Obama’s savings are “not insurmountable” for a health-care system in which costs are about twice as high as in other major countries, said Uwe Reinhardt, a health-economics professor at Princeton University.
The average cost of an MRI scan in the U.S. is $1,080 compared with $599 in Germany and $281 in France, according to the 2011 comparative price report of the International Federation of Health Plans, an association of private insurers.
Still, Reinhardt said, the approaches both parties have offered are likely to falter over time.
While Republicans tried to make their plan more politically acceptable by exempting anyone under 55, the government would still face the risk of a political backlash once those who are affected begin to retire.
“You can write anything into law now that will happen to people who retire 10 years from now, but when they’re there, they will have votes and they can undo whatever deal we now do.” Reinhardt said. “People forget that.”
Even with current Medicare and Social Security benefits, elderly Americans have relatively low incomes and devote a large portion to health care, Reinhardt said.
Median income for households aged 65 and older in 2011 was 40 percent lower than among younger households: $33,118 compared with $55,640 among households under 65.
As health-care costs rise, households with at least one member covered by Medicare spent about three times as much of their budget on health care as others: 14.7 percent for Medicare households versus 4.9 percent for other households, according to a Kaiser Family Foundation analysis of 2010 data from the Bureau of Labor Statistics.
The cost savings the Obama administration put in its 2010 health-care law and latest deficit-reduction proposal also may be difficult to deliver over the long haul, Reinhardt said.
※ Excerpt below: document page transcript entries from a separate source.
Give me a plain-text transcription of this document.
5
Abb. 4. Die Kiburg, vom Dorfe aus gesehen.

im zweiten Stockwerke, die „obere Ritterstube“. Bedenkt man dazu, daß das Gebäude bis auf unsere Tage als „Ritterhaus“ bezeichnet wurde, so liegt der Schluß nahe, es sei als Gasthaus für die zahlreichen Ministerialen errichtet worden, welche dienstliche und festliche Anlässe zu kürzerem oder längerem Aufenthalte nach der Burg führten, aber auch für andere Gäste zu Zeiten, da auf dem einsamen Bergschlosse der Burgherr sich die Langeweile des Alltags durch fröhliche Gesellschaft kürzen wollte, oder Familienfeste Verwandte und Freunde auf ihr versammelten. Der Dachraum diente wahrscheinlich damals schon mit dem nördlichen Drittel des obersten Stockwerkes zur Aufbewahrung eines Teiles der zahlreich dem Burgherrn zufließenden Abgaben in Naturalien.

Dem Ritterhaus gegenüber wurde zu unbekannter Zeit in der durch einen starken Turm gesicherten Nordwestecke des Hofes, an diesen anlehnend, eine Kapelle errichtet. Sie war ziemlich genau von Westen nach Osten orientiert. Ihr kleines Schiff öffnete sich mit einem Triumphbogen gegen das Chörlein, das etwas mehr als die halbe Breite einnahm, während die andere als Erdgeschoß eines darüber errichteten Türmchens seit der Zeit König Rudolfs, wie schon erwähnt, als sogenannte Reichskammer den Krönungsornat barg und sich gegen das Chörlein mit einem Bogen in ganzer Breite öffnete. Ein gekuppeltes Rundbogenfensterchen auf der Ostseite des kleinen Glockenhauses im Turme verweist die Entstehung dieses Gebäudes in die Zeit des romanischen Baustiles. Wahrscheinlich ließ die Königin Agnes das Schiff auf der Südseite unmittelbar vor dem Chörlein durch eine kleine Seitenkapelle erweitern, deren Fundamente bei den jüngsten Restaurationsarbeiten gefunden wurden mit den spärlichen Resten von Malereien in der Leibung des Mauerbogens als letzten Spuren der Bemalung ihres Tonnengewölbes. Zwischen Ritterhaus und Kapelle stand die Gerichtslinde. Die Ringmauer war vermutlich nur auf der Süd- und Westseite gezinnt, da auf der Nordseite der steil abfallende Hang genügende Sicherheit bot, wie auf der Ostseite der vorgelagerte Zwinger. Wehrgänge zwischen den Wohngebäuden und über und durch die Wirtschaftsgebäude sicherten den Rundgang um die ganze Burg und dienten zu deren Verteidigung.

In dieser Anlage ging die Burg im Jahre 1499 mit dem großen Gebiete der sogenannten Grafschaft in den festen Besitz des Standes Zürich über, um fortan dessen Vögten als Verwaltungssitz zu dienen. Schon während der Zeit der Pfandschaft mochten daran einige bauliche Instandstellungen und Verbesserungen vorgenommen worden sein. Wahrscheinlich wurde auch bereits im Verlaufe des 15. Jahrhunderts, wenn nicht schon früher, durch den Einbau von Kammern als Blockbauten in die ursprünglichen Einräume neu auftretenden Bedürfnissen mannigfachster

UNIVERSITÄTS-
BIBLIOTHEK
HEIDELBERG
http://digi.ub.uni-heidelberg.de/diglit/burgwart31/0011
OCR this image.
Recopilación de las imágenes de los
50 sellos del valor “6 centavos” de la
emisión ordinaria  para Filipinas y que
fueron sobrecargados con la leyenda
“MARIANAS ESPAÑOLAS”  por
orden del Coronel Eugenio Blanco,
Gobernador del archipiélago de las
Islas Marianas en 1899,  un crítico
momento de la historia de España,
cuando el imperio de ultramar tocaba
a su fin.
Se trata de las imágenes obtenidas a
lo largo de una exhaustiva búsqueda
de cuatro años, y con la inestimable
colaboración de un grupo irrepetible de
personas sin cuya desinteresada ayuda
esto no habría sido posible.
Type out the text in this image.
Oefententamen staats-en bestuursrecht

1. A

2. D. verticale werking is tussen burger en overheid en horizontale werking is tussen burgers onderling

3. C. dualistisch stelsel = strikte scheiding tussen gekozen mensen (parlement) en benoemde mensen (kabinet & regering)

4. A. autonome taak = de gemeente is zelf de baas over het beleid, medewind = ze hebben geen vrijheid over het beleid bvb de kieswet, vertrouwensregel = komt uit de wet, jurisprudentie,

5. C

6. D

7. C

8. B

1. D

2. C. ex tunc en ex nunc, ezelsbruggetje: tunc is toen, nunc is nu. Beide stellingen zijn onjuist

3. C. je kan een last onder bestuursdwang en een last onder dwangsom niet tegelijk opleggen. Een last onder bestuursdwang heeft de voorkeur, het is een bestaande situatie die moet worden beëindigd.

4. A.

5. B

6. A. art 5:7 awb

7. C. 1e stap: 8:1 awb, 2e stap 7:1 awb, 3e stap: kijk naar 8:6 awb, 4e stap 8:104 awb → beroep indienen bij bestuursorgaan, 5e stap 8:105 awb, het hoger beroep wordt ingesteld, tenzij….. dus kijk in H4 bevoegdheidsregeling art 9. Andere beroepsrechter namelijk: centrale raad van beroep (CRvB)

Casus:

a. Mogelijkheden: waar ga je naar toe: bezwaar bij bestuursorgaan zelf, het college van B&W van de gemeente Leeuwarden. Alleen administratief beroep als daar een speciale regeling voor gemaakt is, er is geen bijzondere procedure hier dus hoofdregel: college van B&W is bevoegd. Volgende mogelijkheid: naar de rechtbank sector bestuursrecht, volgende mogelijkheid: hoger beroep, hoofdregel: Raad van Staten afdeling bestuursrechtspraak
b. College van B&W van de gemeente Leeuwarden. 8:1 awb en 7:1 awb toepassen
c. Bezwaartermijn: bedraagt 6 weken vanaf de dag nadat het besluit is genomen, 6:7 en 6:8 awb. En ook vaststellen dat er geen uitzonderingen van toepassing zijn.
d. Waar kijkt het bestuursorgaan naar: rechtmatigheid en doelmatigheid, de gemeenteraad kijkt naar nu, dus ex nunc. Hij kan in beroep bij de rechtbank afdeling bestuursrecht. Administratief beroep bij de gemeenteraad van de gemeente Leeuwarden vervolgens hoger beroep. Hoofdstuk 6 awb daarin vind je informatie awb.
They include penalties for hospitals whose patients are readmitted too often, “accountable care” programs that pay bonuses to health providers who work together more efficiently, and an independent panel empowered to recommend cuts if Medicare spending exceeds targets.
As the years go by and the easiest efficiencies already are deployed, productivity gains may become more difficult to achieve, Reinhardt said.
The administration’s approach to the long-term budget challenge that health spending poses amounts to “all these tweaks here and there and a lot of praying” that expected cost savings materialize, he said.
“You’re either going to have to really drastically cut spending, which would mean really shifting costs to the elderly, or raise revenues,” Reinhardt said. “The long-term needs a whole social contract negotiation, and that would require mature adults to do.”